Tuesday, August 28, 2012

10 month update & Mommy uypdate too. a 2 for 1 deal.


It’s been a long while since I’ve written a blog and it’s mainly because I’ve been so busy, career wise.

I thought I’d come one and update on Frankie’s 10 month progress. As usual, I can’t believe he’s 10 months old. He’ll be 12 months before I know it and then it’s just a hop skip and a jump away from 18!

He’s crawling very fast now. He just zooms on by me. In fact, I believe he’s going to walk soon. He’s taken a few steps to the side. Any day now, he’s going to start walking. And to think that just a few months ago he was learning how to turn over. Time flies and they grow so fast!!!

As far as feeding goes, he’s eating pretty much everything that’s in puree form. I haven’t given him too much hard stuff because Mr. Frank only has 2 teeth; On the bottom. And he shows them off like there’s no tomorrow.

Making the transition from stay at home mom to working mom has been very difficult. I found myself going through guilt trips. I still do. But they’ve died down once I noticed that he’s fine and this is harder on me then it is on him.  I pump during my lunch break and feed him before and after work. If I see that I can’t feed him then I pump some milk out.  However, I’ve noticed that my milk supply has diminished.  It makes me sad because I really wanted to breastfeed him until he turned one. I’m trying my best to keep that promise to myself.

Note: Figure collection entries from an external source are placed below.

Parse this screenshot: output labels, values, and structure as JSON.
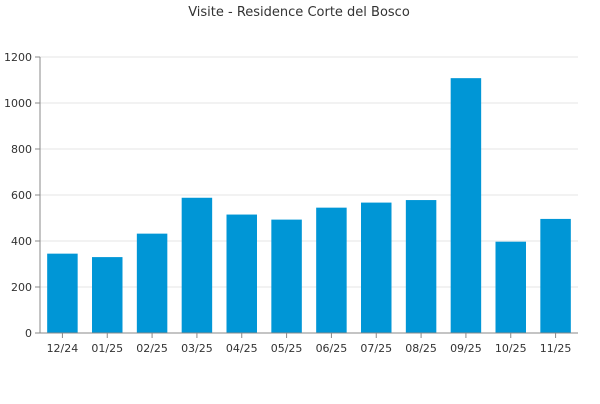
{
  "chart_data": {
    "type": "bar",
    "title": "Visite - Residence Corte del Bosco",
    "xlabel": "",
    "ylabel": "",
    "categories": [
      "12/24",
      "01/25",
      "02/25",
      "03/25",
      "04/25",
      "05/25",
      "06/25",
      "07/25",
      "08/25",
      "09/25",
      "10/25",
      "11/25"
    ],
    "values": [
      345,
      330,
      432,
      588,
      515,
      493,
      545,
      567,
      578,
      1108,
      397,
      496
    ],
    "ylim": [
      0,
      1200
    ],
    "yticks": [
      0,
      200,
      400,
      600,
      800,
      1000,
      1200
    ],
    "grid": true,
    "bar_color": "#0096d6",
    "legend": "none"
  }
}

So that’s all from Frankie Land. See you here next month for his 11th month update. Oh, and then we’ll discuss his birthday party plans.

Hug and lots of love;
Mayra

Wednesday, August 1, 2012

Frankie and his climbing abilities,, What's next mentaility

As I sit here, trying to prepare for today's group sessions (I'm interning at a family center specializing in drug and alcohol counseling for teens and adults).

Frankie was playing in his play yard when suddenly he stands up.  I looked over at him and let him know that he was being a good boy my playing and being happy.

I went back to my lap top to continue working when I noticed that he was putting his foot up on the side of the play yard, as if he was going to climb out of it.  I didn't move or saying because I wanted to see how far he could get.

He tried, but doesn't have the motor skills to "wall climb"! But just the thought of him climbing out of the play yard makes me nervous!

I know that once he starts walking.... I don't even know how to finish that sentence.  He's fearless! I think I've said it before.   He just wants to explore and see what the world is like.

He's destined for great things! And I know that my dad has a lot to do with that. Frankie is constantly, in the "whats, next? whats next! WHATS NEXT" mentality.  He conquered crawling! Okay, whats next! He conquered exploring the crib... okay, been there, done that, whats next!

I don't know if anyone else's baby is like that too? Maybe they are. Or maybe I want to desperately hold on to my dads legacy that I'm imagining things.
I don't think that I am. I honestly think that my dad reincarnated in Frankie. Or maybe not reincarnated, but my dad's "WAYS" are in Frankie.

Whatever it is, I don't think I'm ready for him to walk yet. Even though Frankie is, I think he should hold off.